Thinking of my love...
Today's been an ok day. Wasn't much fun getting out, lots of people out, gas stations had lines of people waiting to pump gas and Walmart was crowded as usual.
Saw the weather and they're saying there's a Cat 4 hurricane supposed to hit Sunday. That's a pretty bad storm. Hopefully it moves fast...
Bored at the moment, but don't really have the energy to do anything and still have a nagging headache. Part of me wants to go chill at the park, the other part of me is too lazy to drive, lol.
And these hurricane phone alerts are driving me nuts.
It's dead quiet in my apartment at the moment and suddenly my phone sounds a loud emergency sound with a hurricane warning alert message making me jump about tossing my phone to the floor. 😐 Thank you weather people, I know after the 20th time already as well as thank you for the free at home heart evaluation test.
I'm kinda just in a blah mood today and this evening. I'm dreading tomorrow and I miss my love 😒...
...I wish I could cuddle up to him right now, see his smile, caress his gorgeous face and feel his warmth, just feel him...

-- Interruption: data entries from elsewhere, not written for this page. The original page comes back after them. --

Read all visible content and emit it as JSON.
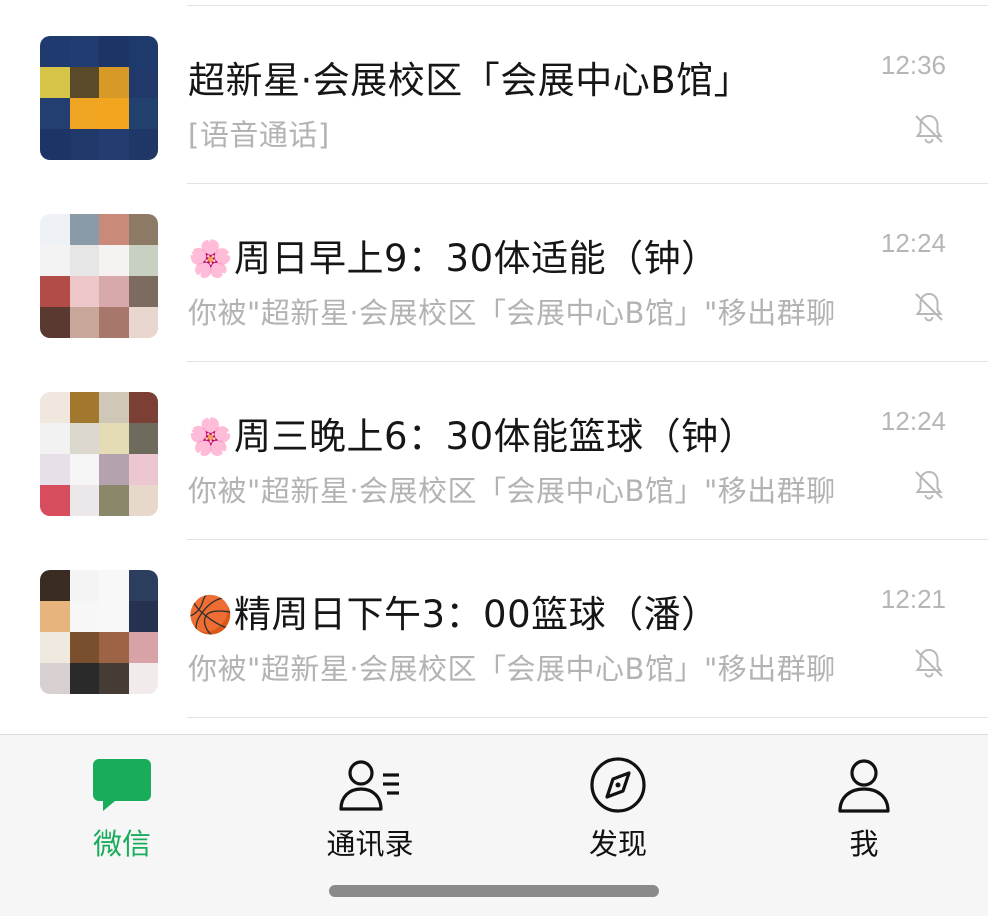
{
  "chats": [
    {
      "title": "超新星·会展校区「会展中心B馆」",
      "emoji": "",
      "preview": "[语音通话]",
      "time": "12:36",
      "muted": true,
      "avatar_colors": [
        "#1e3a6e",
        "#203c70",
        "#1b3566",
        "#1e3a6c",
        "#d7c54a",
        "#5b4a2a",
        "#d89a26",
        "#21396a",
        "#233e70",
        "#f0a523",
        "#f2a51f",
        "#22406e",
        "#1c3566",
        "#1f3a6a",
        "#233d70",
        "#1e3767"
      ]
    },
    {
      "title": "周日早上9：30体适能（钟）",
      "emoji": "🌸",
      "preview": "你被\"超新星·会展校区「会展中心B馆」\"移出群聊",
      "time": "12:24",
      "muted": true,
      "avatar_colors": [
        "#eef1f5",
        "#8a9aa6",
        "#c98a7a",
        "#8c7a66",
        "#f3f3f3",
        "#e6e6e6",
        "#f6f2f2",
        "#c8d0c2",
        "#b14c48",
        "#eec8c8",
        "#d7a9aa",
        "#7e6b5f",
        "#5a3a30",
        "#c8a79a",
        "#a8776c",
        "#e9d6cf"
      ]
    },
    {
      "title": "周三晚上6：30体能篮球（钟）",
      "emoji": "🌸",
      "preview": "你被\"超新星·会展校区「会展中心B馆」\"移出群聊",
      "time": "12:24",
      "muted": true,
      "avatar_colors": [
        "#f0e7de",
        "#a1782e",
        "#cfc7b8",
        "#7c3f35",
        "#f2f2f2",
        "#dcd8ce",
        "#e4dcb4",
        "#6e6a5c",
        "#e7e0e8",
        "#f5f5f5",
        "#b4a3ae",
        "#ecc6d0",
        "#d74d5d",
        "#ece7ea",
        "#8a876a",
        "#e8d8cc"
      ]
    },
    {
      "title": "精周日下午3：00篮球（潘）",
      "emoji": "🏀",
      "preview": "你被\"超新星·会展校区「会展中心B馆」\"移出群聊",
      "time": "12:21",
      "muted": true,
      "avatar_colors": [
        "#3a2c22",
        "#f4f4f4",
        "#f8f8f8",
        "#2c3e5e",
        "#e7b47e",
        "#f7f7f7",
        "#f8f8f8",
        "#24314f",
        "#f0e9e0",
        "#7a4f2e",
        "#9c6444",
        "#d7a3a6",
        "#d8d0d0",
        "#2a2a2a",
        "#453c35",
        "#f1eceb"
      ]
    }
  ],
  "tabs": [
    {
      "label": "微信",
      "icon": "chat-bubble-icon",
      "active": true
    },
    {
      "label": "通讯录",
      "icon": "contacts-icon",
      "active": false
    },
    {
      "label": "发现",
      "icon": "compass-icon",
      "active": false
    },
    {
      "label": "我",
      "icon": "person-icon",
      "active": false
    }
  ],
  "colors": {
    "accent": "#19ac5b",
    "title": "#161616",
    "muted_text": "#b3b3b3",
    "tab_bar_bg": "#f6f6f6"
  }
}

"Underneath the same moon", he always says when we aren't laying next to each other... But he is my moon, my beautiful light and my god does he shine, does he glow, so beautiful, so exquisite, so extravagant, so radiant, so angelic, so heavenly... He's just pure beauty...
I love him so much! And no one could ever tell me angels don't exist, because they do. To me, he's an angel, my earth angel with earth eyes so beautiful I get lost in them every time I look into them, yet found at the same time. His heart is beyond beautiful, beyond words. He takes my breath away.

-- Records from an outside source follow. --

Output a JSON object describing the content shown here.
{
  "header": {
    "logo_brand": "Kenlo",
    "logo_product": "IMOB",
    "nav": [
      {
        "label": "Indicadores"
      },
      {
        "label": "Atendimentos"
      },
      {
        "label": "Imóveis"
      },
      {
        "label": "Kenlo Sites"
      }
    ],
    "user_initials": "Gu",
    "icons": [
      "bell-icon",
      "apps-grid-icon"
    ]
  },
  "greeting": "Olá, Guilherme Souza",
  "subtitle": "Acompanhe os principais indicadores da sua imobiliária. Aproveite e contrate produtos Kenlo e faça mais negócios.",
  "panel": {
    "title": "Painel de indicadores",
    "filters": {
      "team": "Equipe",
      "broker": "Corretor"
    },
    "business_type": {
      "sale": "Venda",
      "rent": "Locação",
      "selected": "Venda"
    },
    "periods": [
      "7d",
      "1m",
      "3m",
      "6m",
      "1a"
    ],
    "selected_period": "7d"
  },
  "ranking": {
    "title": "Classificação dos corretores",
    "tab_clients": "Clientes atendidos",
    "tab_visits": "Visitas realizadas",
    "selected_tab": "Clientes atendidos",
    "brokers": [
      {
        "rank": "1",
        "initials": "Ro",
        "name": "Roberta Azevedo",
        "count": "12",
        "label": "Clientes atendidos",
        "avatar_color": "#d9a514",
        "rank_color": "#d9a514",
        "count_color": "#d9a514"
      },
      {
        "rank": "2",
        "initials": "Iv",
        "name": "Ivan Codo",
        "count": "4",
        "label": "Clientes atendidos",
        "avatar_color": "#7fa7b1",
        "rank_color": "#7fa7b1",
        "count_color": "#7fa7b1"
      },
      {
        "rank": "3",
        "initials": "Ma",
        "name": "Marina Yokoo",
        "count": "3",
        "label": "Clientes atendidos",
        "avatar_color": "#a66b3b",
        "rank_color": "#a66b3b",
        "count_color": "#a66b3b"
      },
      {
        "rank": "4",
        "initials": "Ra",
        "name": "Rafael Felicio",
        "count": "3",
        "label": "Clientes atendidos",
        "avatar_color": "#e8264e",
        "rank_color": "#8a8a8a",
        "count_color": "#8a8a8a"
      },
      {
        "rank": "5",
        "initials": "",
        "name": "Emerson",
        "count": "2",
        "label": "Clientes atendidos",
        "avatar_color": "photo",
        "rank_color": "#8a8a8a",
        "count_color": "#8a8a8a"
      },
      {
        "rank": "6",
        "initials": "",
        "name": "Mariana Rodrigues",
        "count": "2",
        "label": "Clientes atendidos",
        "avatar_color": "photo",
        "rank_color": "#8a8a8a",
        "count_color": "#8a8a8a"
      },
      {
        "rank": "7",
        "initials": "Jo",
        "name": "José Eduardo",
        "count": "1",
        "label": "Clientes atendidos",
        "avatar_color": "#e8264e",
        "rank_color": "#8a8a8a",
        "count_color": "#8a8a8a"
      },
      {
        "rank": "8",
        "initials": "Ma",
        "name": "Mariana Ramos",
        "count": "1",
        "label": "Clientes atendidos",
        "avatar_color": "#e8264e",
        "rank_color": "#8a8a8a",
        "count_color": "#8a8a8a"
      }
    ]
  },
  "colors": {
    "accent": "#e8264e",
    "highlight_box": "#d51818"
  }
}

I find myself staring at him when he's not looking, I can't help myself, I'm memorized by him, in awe of him and he's so incredibly handsome that I'm just taking him in, every feature, every line, so perfect, so lovely. And I get caught looking at him, lol, he'll turn and see me staring, but I try not to get caught cuz I don't want to seem weird or annoying just staring at him, lol, and I don't constantly stare, lol, I just look over at him every now and then and just can't bring myself to look away.
I have loved, but never so deeply as I love him. He is my heart and the only one I have ever felt home with.

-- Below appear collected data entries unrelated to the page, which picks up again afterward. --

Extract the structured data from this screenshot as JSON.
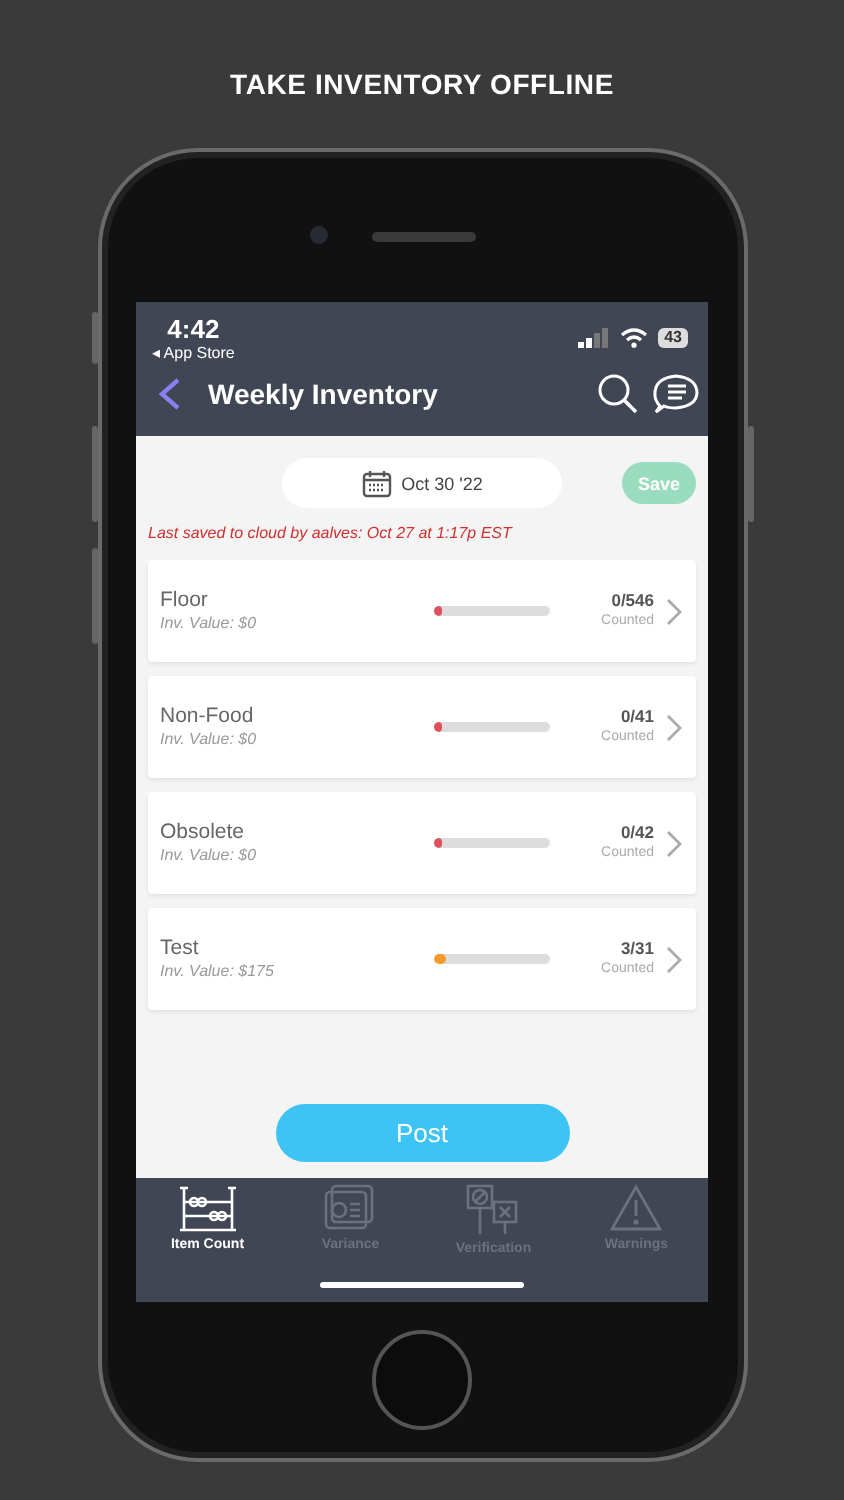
{
  "banner": "TAKE INVENTORY OFFLINE",
  "status_bar": {
    "time": "4:42",
    "back_app": "◂ App Store",
    "battery": "43"
  },
  "nav": {
    "title": "Weekly Inventory"
  },
  "date_picker": {
    "value": "Oct 30 '22"
  },
  "save_button": {
    "label": "Save",
    "disabled": true
  },
  "save_notice": "Last saved to cloud by aalves: Oct 27 at 1:17p EST",
  "locations": [
    {
      "name": "Floor",
      "value": "Inv. Value: $0",
      "level": 0,
      "color": "#e0505a",
      "count": "0/546",
      "count_label": "Counted"
    },
    {
      "name": "Non-Food",
      "value": "Inv. Value: $0",
      "level": 0,
      "color": "#e0505a",
      "count": "0/41",
      "count_label": "Counted"
    },
    {
      "name": "Obsolete",
      "value": "Inv. Value: $0",
      "level": 0,
      "color": "#e0505a",
      "count": "0/42",
      "count_label": "Counted"
    },
    {
      "name": "Test",
      "value": "Inv. Value: $175",
      "level": 0.1,
      "color": "#f39a2b",
      "count": "3/31",
      "count_label": "Counted"
    }
  ],
  "post_button": {
    "label": "Post"
  },
  "tabs": [
    {
      "kind": "abacus",
      "label": "Item Count",
      "selected": true
    },
    {
      "kind": "variance",
      "label": "Variance",
      "selected": false
    },
    {
      "kind": "verification",
      "label": "Verification",
      "selected": false
    },
    {
      "kind": "warning",
      "label": "Warnings",
      "selected": false
    }
  ]
}
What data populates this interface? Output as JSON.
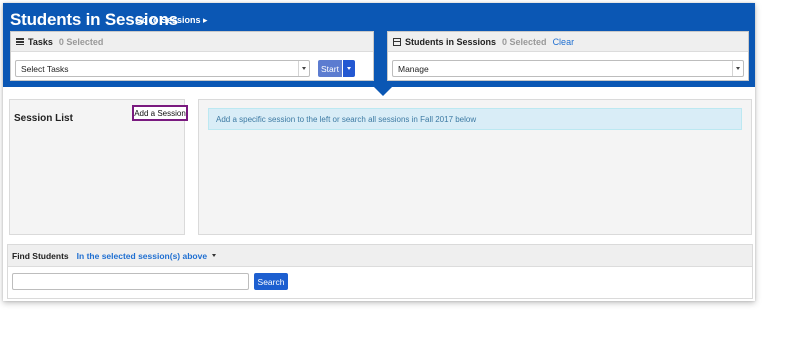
{
  "header": {
    "title": "Students in Sessions",
    "go_to_sessions": "Go to Sessions ▸"
  },
  "tasks_panel": {
    "title": "Tasks",
    "selected_count": "0 Selected",
    "select_value": "Select Tasks",
    "start_label": "Start"
  },
  "students_panel": {
    "title": "Students in Sessions",
    "selected_count": "0 Selected",
    "clear_label": "Clear",
    "manage_value": "Manage"
  },
  "session_list": {
    "title": "Session List",
    "add_button": "Add a Session"
  },
  "info_message": "Add a specific session to the left or search all sessions in Fall 2017 below",
  "find_students": {
    "title": "Find Students",
    "scope_label": "In the selected session(s) above",
    "search_value": "",
    "search_button": "Search"
  },
  "colors": {
    "header_blue": "#0b57b4",
    "button_blue": "#1d5fd0",
    "highlight_purple": "#7a1a7f",
    "info_bg": "#d9edf7"
  }
}
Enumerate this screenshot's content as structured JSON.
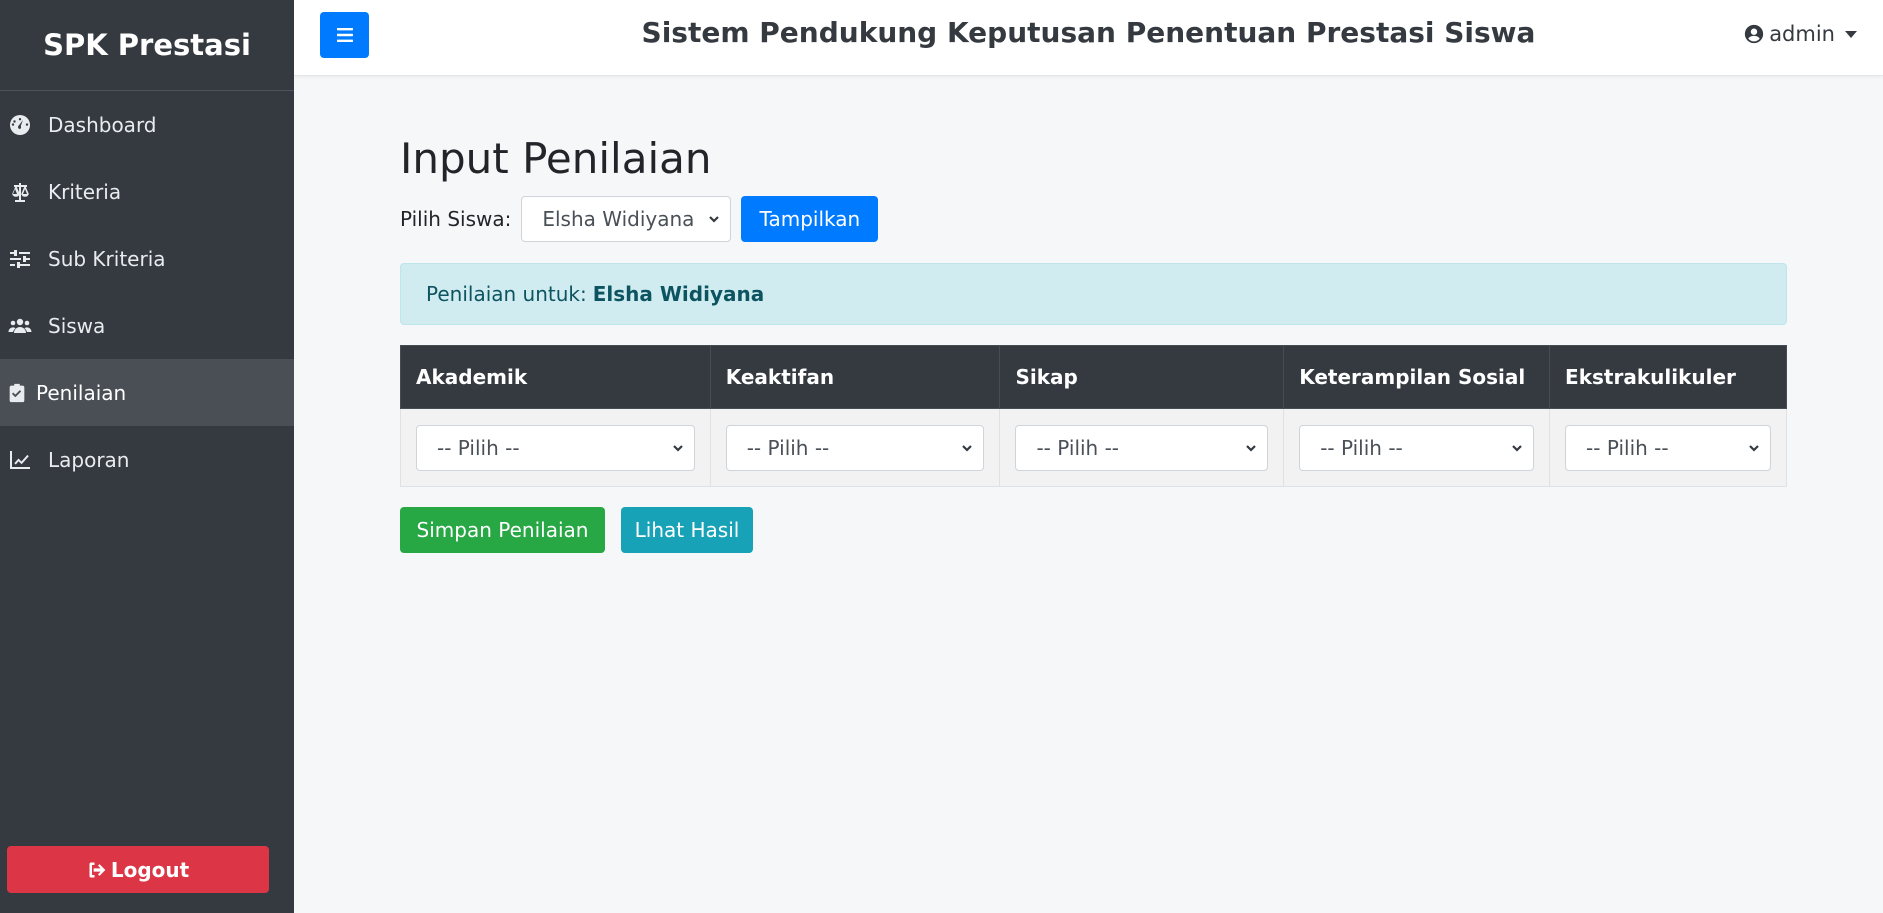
{
  "app": {
    "brand": "SPK Prestasi",
    "title": "Sistem Pendukung Keputusan Penentuan Prestasi Siswa"
  },
  "sidebar": {
    "items": [
      {
        "label": "Dashboard",
        "icon": "dashboard-icon",
        "active": false
      },
      {
        "label": "Kriteria",
        "icon": "balance-scale-icon",
        "active": false
      },
      {
        "label": "Sub Kriteria",
        "icon": "sliders-icon",
        "active": false
      },
      {
        "label": "Siswa",
        "icon": "users-icon",
        "active": false
      },
      {
        "label": "Penilaian",
        "icon": "clipboard-check-icon",
        "active": true
      },
      {
        "label": "Laporan",
        "icon": "line-chart-icon",
        "active": false
      }
    ],
    "logout_label": "Logout"
  },
  "topbar": {
    "user": "admin"
  },
  "page": {
    "title": "Input Penilaian",
    "filter_label": "Pilih Siswa:",
    "selected_student": "Elsha Widiyana",
    "show_button": "Tampilkan",
    "alert_prefix": "Penilaian untuk:",
    "alert_name": "Elsha Widiyana"
  },
  "table": {
    "headers": [
      "Akademik",
      "Keaktifan",
      "Sikap",
      "Keterampilan Sosial",
      "Ekstrakulikuler"
    ],
    "row": [
      "-- Pilih --",
      "-- Pilih --",
      "-- Pilih --",
      "-- Pilih --",
      "-- Pilih --"
    ]
  },
  "actions": {
    "save_label": "Simpan Penilaian",
    "result_label": "Lihat Hasil"
  },
  "colors": {
    "sidebar": "#343a40",
    "primary": "#007bff",
    "success": "#28a745",
    "info": "#17a2b8",
    "danger": "#dc3545"
  }
}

I think my heart knew when we first started talking before I even knew, that my heart belonged to him.
...I miss him right now, a lot...
You know, he makes me feel like the luckiest woman in the world, to be loved by him, to be held by him, to be kissed by him, all if the above. He's amazing, such an incredible wonderful man and I love him so very much.🥰🥰🥰
His eyes hold a world within them
Of evergreens and autumn browns
Of ocean shores that surrounds
His perfect earth I'm looking in
His lips that smile so perfectly
That speak so sweet and tenderly
His kiss that melts my centerpiece
His embrace is where I'm most at peace
So lovely does his heart beat
Its lullaby easing me to sleep
He's more beautiful than the sunrise
Holds pure heaven on the inside
He is love and he is beauty
He is grace and he is heavenly
He is courage and he is strength
He is truth and he is purity
He is the love that gives me wings
I take flight as my heart sings
He is my love he is my heart
He is my home I don't wanna part.
Not the best poem, but just what came to mind at the moment thinking of him.
I guess I should find something to do, I've made this post long enough.